The Bayes net structure defines only the coupling dependency architecture that the model uses. The next question is what invertible transformation $f_\theta$ to use.

$z_i = f_\theta(x_i \space|\space x_{<\frac{d}{2}})$

The most common choice is to use an affine transformation by scaling and translating the input.

$z_i = x_i * s_\theta(x_{<\frac{d}{2}}) + t_\theta(x_{<\frac{d}{2}})$

Flow models are designed to work on continuous data and cannot learn if trained on discrete data.
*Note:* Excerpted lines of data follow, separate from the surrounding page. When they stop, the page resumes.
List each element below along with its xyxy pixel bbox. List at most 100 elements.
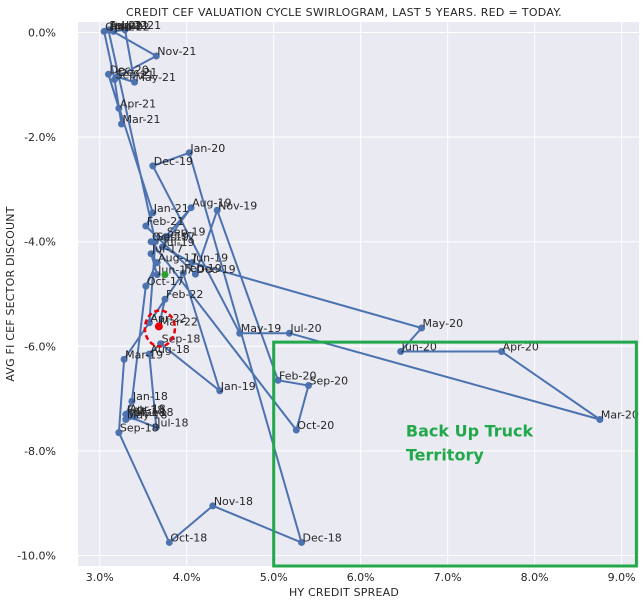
point-label: May-18 xyxy=(127,409,168,422)
grid xyxy=(78,22,639,566)
point-label: Dec-20 xyxy=(109,63,148,76)
point-label: Sep-21 xyxy=(116,69,155,82)
x-tick-label: 4.0% xyxy=(173,571,201,584)
y-axis-label: AVG FI CEF SECTOR DISCOUNT xyxy=(4,206,17,381)
point-label: Dec-18 xyxy=(303,531,342,544)
data-point xyxy=(131,413,139,421)
data-point xyxy=(418,324,426,332)
data-point xyxy=(187,204,195,212)
point-label: Sep-20 xyxy=(309,375,348,388)
data-point xyxy=(149,209,157,217)
data-point xyxy=(120,355,128,363)
x-axis-label: HY CREDIT SPREAD xyxy=(289,586,399,599)
start-marker xyxy=(161,271,169,279)
point-label: Nov-21 xyxy=(157,45,196,58)
point-label: Jun-21 xyxy=(125,19,161,32)
data-point xyxy=(125,413,133,421)
point-label: Jan-19 xyxy=(220,380,256,393)
data-point xyxy=(152,423,160,431)
x-tick-label: 9.0% xyxy=(608,571,636,584)
point-label: Feb-21 xyxy=(147,215,184,228)
y-tick-label: -6.0% xyxy=(24,340,56,353)
point-label: Mar-22 xyxy=(160,315,198,328)
chart-title: CREDIT CEF VALUATION CYCLE SWIRLOGRAM, L… xyxy=(126,6,562,19)
point-label: Nov-19 xyxy=(218,199,257,212)
point-label: Feb-19 xyxy=(184,262,221,275)
point-label: Oct-17 xyxy=(147,275,184,288)
data-point xyxy=(115,104,123,112)
annotations: Back Up Truck Territory xyxy=(406,421,534,464)
data-point xyxy=(104,70,112,78)
data-point xyxy=(145,350,153,358)
point-label: Oct-19 xyxy=(152,231,189,244)
point-label: Feb-20 xyxy=(279,369,316,382)
x-tick-label: 3.0% xyxy=(86,571,114,584)
point-label: Apr-20 xyxy=(503,341,539,354)
x-tick-label: 5.0% xyxy=(260,571,288,584)
point-label: Jan-20 xyxy=(189,142,225,155)
data-point xyxy=(153,259,161,267)
data-point xyxy=(115,429,123,437)
series-points xyxy=(100,26,604,546)
point-label: Sep-19 xyxy=(167,225,206,238)
data-point xyxy=(209,502,217,510)
data-point xyxy=(142,222,150,230)
today-marker xyxy=(154,322,163,331)
today-highlight-ring xyxy=(143,309,177,348)
y-tick-label: -4.0% xyxy=(24,236,56,249)
point-label: Dec-19 xyxy=(196,263,235,276)
annotation-text: Back Up Truck xyxy=(406,421,534,440)
point-label: Jun-20 xyxy=(401,341,437,354)
point-label: Mar-18 xyxy=(136,406,174,419)
point-label: Mar-19 xyxy=(125,348,163,361)
point-label: Apr-18 xyxy=(129,402,165,415)
data-point xyxy=(117,120,125,128)
point-label: Oct-18 xyxy=(170,531,207,544)
data-point xyxy=(142,282,150,290)
point-label: May-19 xyxy=(241,322,282,335)
data-point xyxy=(596,416,604,424)
point-label: Mar-21 xyxy=(122,113,160,126)
point-label: Jun-19 xyxy=(192,252,228,265)
data-point xyxy=(191,270,199,278)
data-point xyxy=(145,319,153,327)
data-point xyxy=(121,26,129,34)
point-label: Dec-21 xyxy=(118,66,157,79)
data-point xyxy=(153,271,161,279)
point-label: Sep-17 xyxy=(156,231,195,244)
point-label: May-20 xyxy=(423,317,464,330)
point-label: Nov-18 xyxy=(214,495,253,508)
back-up-truck-box xyxy=(272,340,638,568)
x-tick-label: 6.0% xyxy=(347,571,375,584)
data-point xyxy=(216,387,224,395)
data-point xyxy=(397,348,405,356)
data-point xyxy=(236,329,244,337)
point-label: Sep-18 xyxy=(120,422,159,435)
y-tick-label: -2.0% xyxy=(24,131,56,144)
point-label: Jan-22 xyxy=(114,20,150,33)
data-point xyxy=(158,243,166,251)
data-point xyxy=(161,295,169,303)
point-label: Dec-19 xyxy=(154,155,193,168)
point-label: May-21 xyxy=(136,71,177,84)
point-label: Aug-17 xyxy=(158,252,197,265)
x-tick-label: 7.0% xyxy=(434,571,462,584)
data-point xyxy=(152,52,160,60)
y-tick-labels: 0.0% -2.0% -4.0% -6.0% -8.0% -10.0% xyxy=(17,26,56,562)
point-label: Aug-21 xyxy=(109,19,148,32)
point-label: Feb-18 xyxy=(127,403,164,416)
point-label: Apr-22 xyxy=(150,312,186,325)
data-point xyxy=(151,238,159,246)
data-point xyxy=(298,538,306,546)
data-point xyxy=(498,348,506,356)
data-point xyxy=(165,538,173,546)
x-tick-label: 8.0% xyxy=(521,571,549,584)
point-label: Jan-18 xyxy=(132,390,168,403)
point-labels: Jun-17Jul-17Aug-17Oct-17Jan-18Feb-18Mar-… xyxy=(105,19,639,545)
data-point xyxy=(188,259,196,267)
data-point xyxy=(274,376,282,384)
data-point xyxy=(104,26,112,34)
data-point xyxy=(292,426,300,434)
point-label: Oct-21 xyxy=(105,20,142,33)
plot-background xyxy=(78,22,639,566)
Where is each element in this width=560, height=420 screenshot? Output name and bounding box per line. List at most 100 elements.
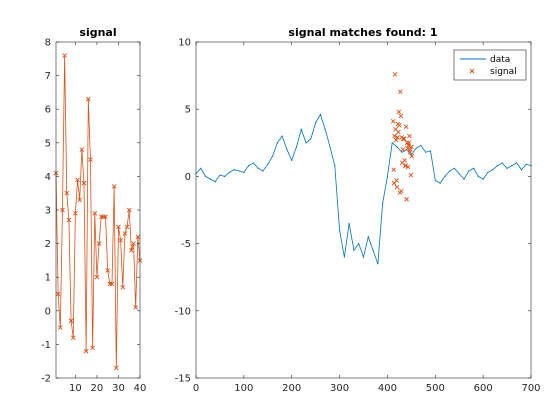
signal-match-point bbox=[392, 133, 397, 139]
data-point bbox=[482, 178, 484, 180]
data-point bbox=[496, 165, 499, 167]
data-point bbox=[348, 222, 350, 225]
signal-match-point bbox=[402, 157, 407, 163]
signal-ytick-label: 4 bbox=[45, 172, 51, 183]
data-point bbox=[300, 128, 302, 130]
matches-xtick-label: 600 bbox=[474, 383, 493, 394]
signal-point bbox=[133, 305, 139, 310]
data-point bbox=[248, 165, 250, 167]
data-point bbox=[214, 181, 216, 183]
data-point bbox=[262, 170, 264, 172]
data-point bbox=[286, 148, 288, 151]
data-point bbox=[401, 151, 403, 153]
data-point bbox=[358, 243, 360, 245]
signal-ytick-label: 8 bbox=[45, 38, 51, 49]
data-point bbox=[362, 256, 365, 258]
data-point bbox=[382, 202, 384, 204]
data-point bbox=[367, 236, 369, 238]
signal-point bbox=[109, 281, 115, 287]
data-point bbox=[338, 229, 341, 231]
signal-point bbox=[131, 241, 136, 246]
data-point bbox=[429, 150, 432, 152]
matches-xtick-label: 0 bbox=[193, 383, 199, 394]
data-point bbox=[219, 174, 221, 176]
signal-series bbox=[53, 53, 143, 371]
data-point bbox=[477, 175, 479, 177]
legend-signal-label: signal bbox=[490, 67, 517, 77]
signal-match-point bbox=[400, 147, 406, 152]
data-point bbox=[295, 146, 298, 148]
legend-signal-swatch bbox=[469, 68, 475, 74]
signal-point bbox=[122, 231, 128, 236]
signal-point bbox=[85, 96, 91, 102]
signal-match-point bbox=[397, 123, 402, 128]
signal-point bbox=[105, 268, 111, 273]
data-point bbox=[343, 256, 345, 258]
signal-point bbox=[118, 237, 123, 243]
signal-match-point bbox=[405, 145, 410, 151]
data-point bbox=[520, 169, 523, 171]
signal-point bbox=[68, 318, 74, 324]
data-point bbox=[449, 170, 451, 172]
signal-match-point bbox=[404, 196, 409, 202]
data-point bbox=[257, 167, 259, 169]
signal-point bbox=[96, 241, 102, 246]
matches-xtick-label: 100 bbox=[234, 383, 253, 394]
signal-point bbox=[75, 177, 80, 183]
signal-match-point bbox=[398, 113, 404, 119]
matches-series bbox=[195, 71, 532, 265]
signal-point bbox=[79, 147, 85, 152]
matches-plot-title: signal matches found: 1 bbox=[288, 26, 437, 39]
matches-ytick-label: -5 bbox=[181, 239, 191, 250]
signal-match-point bbox=[396, 129, 401, 135]
signal-point bbox=[66, 217, 72, 223]
signal-point bbox=[129, 248, 134, 253]
data-point bbox=[487, 171, 489, 173]
signal-ytick-label: 3 bbox=[45, 206, 51, 217]
signal-ytick-label: -2 bbox=[41, 374, 51, 385]
signal-point bbox=[135, 234, 141, 240]
signal-match-point bbox=[403, 163, 408, 168]
matches-ytick-label: -15 bbox=[175, 374, 191, 385]
data-point bbox=[372, 249, 374, 251]
signal-match-point bbox=[398, 188, 404, 194]
matches-axes: signal matches found: 1 0 100 200 300 400 500… bbox=[175, 26, 541, 394]
signal-match-point bbox=[406, 140, 412, 146]
data-point bbox=[501, 162, 503, 164]
data-point bbox=[492, 169, 494, 171]
data-point bbox=[310, 138, 312, 140]
data-point bbox=[243, 171, 245, 173]
signal-ytick-label: 6 bbox=[45, 105, 51, 116]
data-point bbox=[415, 147, 417, 149]
signal-match-point bbox=[394, 184, 400, 190]
signal-point bbox=[64, 190, 70, 196]
matches-xtick-label: 700 bbox=[521, 383, 540, 394]
signal-point bbox=[94, 274, 100, 280]
signal-point bbox=[113, 365, 119, 371]
signal-match-point bbox=[393, 137, 399, 143]
matches-axes-box bbox=[195, 41, 532, 379]
signal-match-point bbox=[405, 164, 411, 170]
data-point bbox=[209, 178, 211, 180]
signal-match-point bbox=[390, 118, 396, 124]
signal-ytick-label: 2 bbox=[45, 239, 51, 250]
data-point bbox=[453, 167, 456, 169]
matches-xtick-label: 300 bbox=[330, 383, 349, 394]
legend-box bbox=[453, 49, 527, 81]
data-point bbox=[271, 155, 274, 157]
data-point bbox=[396, 146, 398, 148]
signal-point bbox=[77, 197, 83, 203]
signal-ytick-label: 0 bbox=[45, 306, 51, 317]
signal-point bbox=[103, 214, 108, 220]
data-point bbox=[200, 167, 202, 169]
data-point bbox=[516, 162, 518, 164]
signal-point bbox=[81, 180, 87, 186]
signal-point bbox=[90, 345, 95, 351]
data-point bbox=[420, 144, 422, 147]
data-point bbox=[252, 162, 255, 164]
data-point bbox=[228, 171, 231, 173]
data-point bbox=[439, 182, 441, 184]
signal-xtick-label: 30 bbox=[112, 383, 125, 394]
signal-point bbox=[83, 348, 89, 354]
For a given data point the model would try to increase the likelihood of that specific point without putting any density on the vicinity, thus the model could place infinitely high mass on these points.

De-quantization transforms discrete data into continuous data by adding noise and mapping to $[0, 1]$. Further, we need to spread the mass from $[0, 1]$ across the entire set of real numbers. The logit transform simply applies the inverse sigmoid function independently over the different dimensions of the input. $z_i = logit(x_i)$

Simple flows can be composed in order to produce a more complex flow and increase the expressivity of the model.

$z = f_\theta(x) = f_k \circ \cdots \circ f_1 (x)$

The log probability then becomes:

$\displaystyle \log p_\theta(x) = \log p_Z(f_\theta(x)) + \sum_{i=1}^{k} | \det \frac{\partial f_i}{\partial f_{i-1}}|$

To reduce the computational cost of large models composed of multiple flows we could remove some of the dimensions of the input. In the case of images, we could remove some of the pixels without loosing the semantical information of the image. After the first $N$ flow transformations are performed on the full input, we split off half of the latent dimensions and directly evaluate them on the prior. The other half is run on the rest of the flow transformations. We could have multiple splitsDepending on the size of the input and the number of flows.

Hyper-parameters for training the model on two different datasets are provided:

• CIFAR10
• CelebA cropped to 32x32

To train the model run:

python3 run.py --seed 0 --lr 3e-4 --epochs 50 --dataset CelebA

python3 run.py --seed 0 --lr 3e-4 --epochs 350 --dataset CIFAR10

The script will download the corresponding dataset into a datasets folder and will train the model on it. The trained model parameters will be saved to the file realnvp_<DATASET>.pt.

To use the trained model for generating CelebA images run the following:

model = torch.load("realnvp_CelebA.pt")
imgs = model.sample(n=36)  # img,shape = (36, 3, 32, 32)
grid = torchvision.utils.make_grid(imgs, nrow=6)
plt.imshow(grid.permute(1, 2, 0))

This is what the model generates after training for 50 epochs on the CelebA dataset.

For generating CIFAR10 images run:

model = torch.load("realnvp_CIFAR10.pt")
imgs = model.sample(n=36)  # img,shape = (36, 3, 32, 32)
grid = torchvision.utils.make_grid(imgs, nrow=6)
plt.imshow(grid.permute(1, 2, 0))

This is what the model generates after training for 350 epochs on the CIFAR10 dataset.